We used a time-of-addition assay to further characterize the inhibitory effect of 3 × EC50 μM 10-HCPT. We assessed viral infectivity during different HSV-1 replication cycle steps in a time-dependent manner on A549 cells. The plaque reduction assays showed that 10-HCPT had effects in IE and L stages between 4 and 8 hours of viral replication. Thus, complementary assays targeting early virus production steps were also performed. The virus inactivation, attachment, and penetration assays showed that 10-HCPT could not affect viral attachment and penetrate cells at 0.01 MOI. Thus, 10-HCPT could not stop HSV-1 from attaching and being absorbed into the cells since the entry of herpesviruses into their target cells is complex at many levels depending on viral MOI and the kind of cells.

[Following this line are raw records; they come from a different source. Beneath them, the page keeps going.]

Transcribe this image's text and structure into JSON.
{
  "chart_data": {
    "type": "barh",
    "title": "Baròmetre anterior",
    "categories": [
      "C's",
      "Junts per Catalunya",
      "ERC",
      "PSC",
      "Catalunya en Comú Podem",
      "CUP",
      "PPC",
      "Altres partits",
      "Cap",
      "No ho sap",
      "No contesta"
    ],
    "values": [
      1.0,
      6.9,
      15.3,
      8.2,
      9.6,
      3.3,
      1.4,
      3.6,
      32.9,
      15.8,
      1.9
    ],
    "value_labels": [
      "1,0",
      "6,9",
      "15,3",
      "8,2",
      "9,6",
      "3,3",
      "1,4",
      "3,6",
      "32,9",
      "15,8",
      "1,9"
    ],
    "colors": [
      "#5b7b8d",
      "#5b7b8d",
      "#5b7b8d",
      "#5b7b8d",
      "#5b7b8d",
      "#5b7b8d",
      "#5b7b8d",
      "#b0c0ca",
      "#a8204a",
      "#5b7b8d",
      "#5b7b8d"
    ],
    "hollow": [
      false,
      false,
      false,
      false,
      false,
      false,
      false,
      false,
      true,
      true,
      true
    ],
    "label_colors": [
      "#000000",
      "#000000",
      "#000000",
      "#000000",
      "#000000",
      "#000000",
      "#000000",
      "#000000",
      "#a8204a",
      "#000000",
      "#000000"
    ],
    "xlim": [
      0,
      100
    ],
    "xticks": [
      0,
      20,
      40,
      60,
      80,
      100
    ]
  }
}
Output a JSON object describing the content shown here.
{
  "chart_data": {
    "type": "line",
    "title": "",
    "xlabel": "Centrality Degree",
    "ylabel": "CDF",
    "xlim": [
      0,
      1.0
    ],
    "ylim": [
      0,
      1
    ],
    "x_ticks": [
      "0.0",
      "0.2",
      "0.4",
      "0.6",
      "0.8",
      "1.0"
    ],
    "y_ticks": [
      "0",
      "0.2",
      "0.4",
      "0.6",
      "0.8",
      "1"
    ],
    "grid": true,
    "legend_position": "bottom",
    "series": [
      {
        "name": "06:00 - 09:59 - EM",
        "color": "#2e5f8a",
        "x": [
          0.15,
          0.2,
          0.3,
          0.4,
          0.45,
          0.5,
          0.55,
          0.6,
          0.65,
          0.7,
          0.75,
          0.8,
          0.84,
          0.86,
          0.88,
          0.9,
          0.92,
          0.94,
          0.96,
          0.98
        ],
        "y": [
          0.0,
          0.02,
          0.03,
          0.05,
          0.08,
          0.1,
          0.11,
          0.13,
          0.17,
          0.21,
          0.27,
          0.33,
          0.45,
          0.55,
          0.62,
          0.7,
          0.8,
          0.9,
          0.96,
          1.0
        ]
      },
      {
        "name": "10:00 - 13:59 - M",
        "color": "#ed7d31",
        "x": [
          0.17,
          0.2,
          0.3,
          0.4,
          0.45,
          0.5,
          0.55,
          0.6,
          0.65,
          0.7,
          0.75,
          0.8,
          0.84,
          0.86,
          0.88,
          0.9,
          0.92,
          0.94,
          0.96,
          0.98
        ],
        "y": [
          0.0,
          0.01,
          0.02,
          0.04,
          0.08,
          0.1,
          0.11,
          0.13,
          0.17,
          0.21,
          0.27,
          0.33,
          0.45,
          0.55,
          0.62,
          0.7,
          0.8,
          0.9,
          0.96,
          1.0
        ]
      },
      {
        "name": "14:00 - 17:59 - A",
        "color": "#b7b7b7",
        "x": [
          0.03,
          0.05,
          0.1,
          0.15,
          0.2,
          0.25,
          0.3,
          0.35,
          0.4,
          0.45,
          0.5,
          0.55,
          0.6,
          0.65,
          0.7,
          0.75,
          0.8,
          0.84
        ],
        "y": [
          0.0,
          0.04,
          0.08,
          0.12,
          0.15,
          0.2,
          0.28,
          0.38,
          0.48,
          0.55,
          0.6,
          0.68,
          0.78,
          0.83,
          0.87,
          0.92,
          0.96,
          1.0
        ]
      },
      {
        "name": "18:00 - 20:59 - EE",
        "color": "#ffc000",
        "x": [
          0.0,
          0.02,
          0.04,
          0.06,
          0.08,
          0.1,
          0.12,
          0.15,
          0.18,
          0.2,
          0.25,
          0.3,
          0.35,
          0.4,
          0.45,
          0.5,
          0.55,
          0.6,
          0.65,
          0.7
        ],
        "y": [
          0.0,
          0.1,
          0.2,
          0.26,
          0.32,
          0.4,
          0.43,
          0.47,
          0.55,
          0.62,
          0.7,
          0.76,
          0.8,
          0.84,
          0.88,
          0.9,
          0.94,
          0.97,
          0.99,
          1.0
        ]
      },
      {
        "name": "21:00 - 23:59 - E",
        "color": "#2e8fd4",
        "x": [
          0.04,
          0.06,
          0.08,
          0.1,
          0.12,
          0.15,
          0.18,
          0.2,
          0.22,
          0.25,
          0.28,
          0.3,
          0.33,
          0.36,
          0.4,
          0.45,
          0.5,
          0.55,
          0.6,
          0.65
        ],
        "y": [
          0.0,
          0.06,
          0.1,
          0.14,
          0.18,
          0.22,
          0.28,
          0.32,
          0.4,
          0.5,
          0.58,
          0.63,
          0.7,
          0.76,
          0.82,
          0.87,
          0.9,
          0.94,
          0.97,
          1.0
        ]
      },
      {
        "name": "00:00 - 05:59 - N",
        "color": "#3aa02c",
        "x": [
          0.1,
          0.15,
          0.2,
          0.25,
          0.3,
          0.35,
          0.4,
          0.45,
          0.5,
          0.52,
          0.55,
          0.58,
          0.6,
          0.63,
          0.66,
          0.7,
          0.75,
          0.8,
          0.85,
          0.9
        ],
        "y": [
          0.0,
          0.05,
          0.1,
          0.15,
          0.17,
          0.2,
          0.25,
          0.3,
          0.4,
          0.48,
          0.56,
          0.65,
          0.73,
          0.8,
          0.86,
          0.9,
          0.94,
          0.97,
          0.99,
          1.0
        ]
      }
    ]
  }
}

A virucidal assay was performed to indicate the inactivating capacity of 10-HCPT on virions. Our results showed that it was not effective in the inhibition of the virus compared to the DMSO group. It is generally admitted that a good antiviral drug must reduce viral infection by 2 log10 (99% inactive) or more (34). In other studies, compounds (25, 35) had no effect on adsorption and penetration stages like 10-HCPT. Interestingly, the time-of-addition assay results indicated that the critical time for the inhibition of 10-HCPT on HSV-1 replication was up to 8 hours after infection. The viral DNA replication, L gene transcription, and encapsidation of viral DNA occur at the HSV replication site (36). On the other hand, 10-HCPT had HSV-1 replication inhibition effects. Using real-time PCR, we performed a kinetic study to assess the 10-HCPT effect on viral DNA replication. The DNA concentration in cultures containing 10-HCPT decreased in comparison with our DMSO. Hence, 10-HCPT can inhibit the expression of viral genes in the IE and L stages, respectively. However, the ICP4 protein expression was not impeded in the 10-HCPT-treated group, suggesting that HSV replication formation compartments with other genes in the IE and L stage may be inhibited in the presence of 10-HCPT. In this case, HSV-1 is actively replicated in the nucleus by entering the host cells.
5.1. Conclusions
Overall, 10-HCPT demonstrated anti-HSV activity on HSV-1. Their dose-dependent antiviral activity showed that specific cellular components might mediate their function rather than cytotoxicity. Unfortunately, to date, studies on those aspects related to the antiviral effect of this compound are limited. Further studies focusing on the activity of anti-HSV-1 mechanisms in vivo are necessary.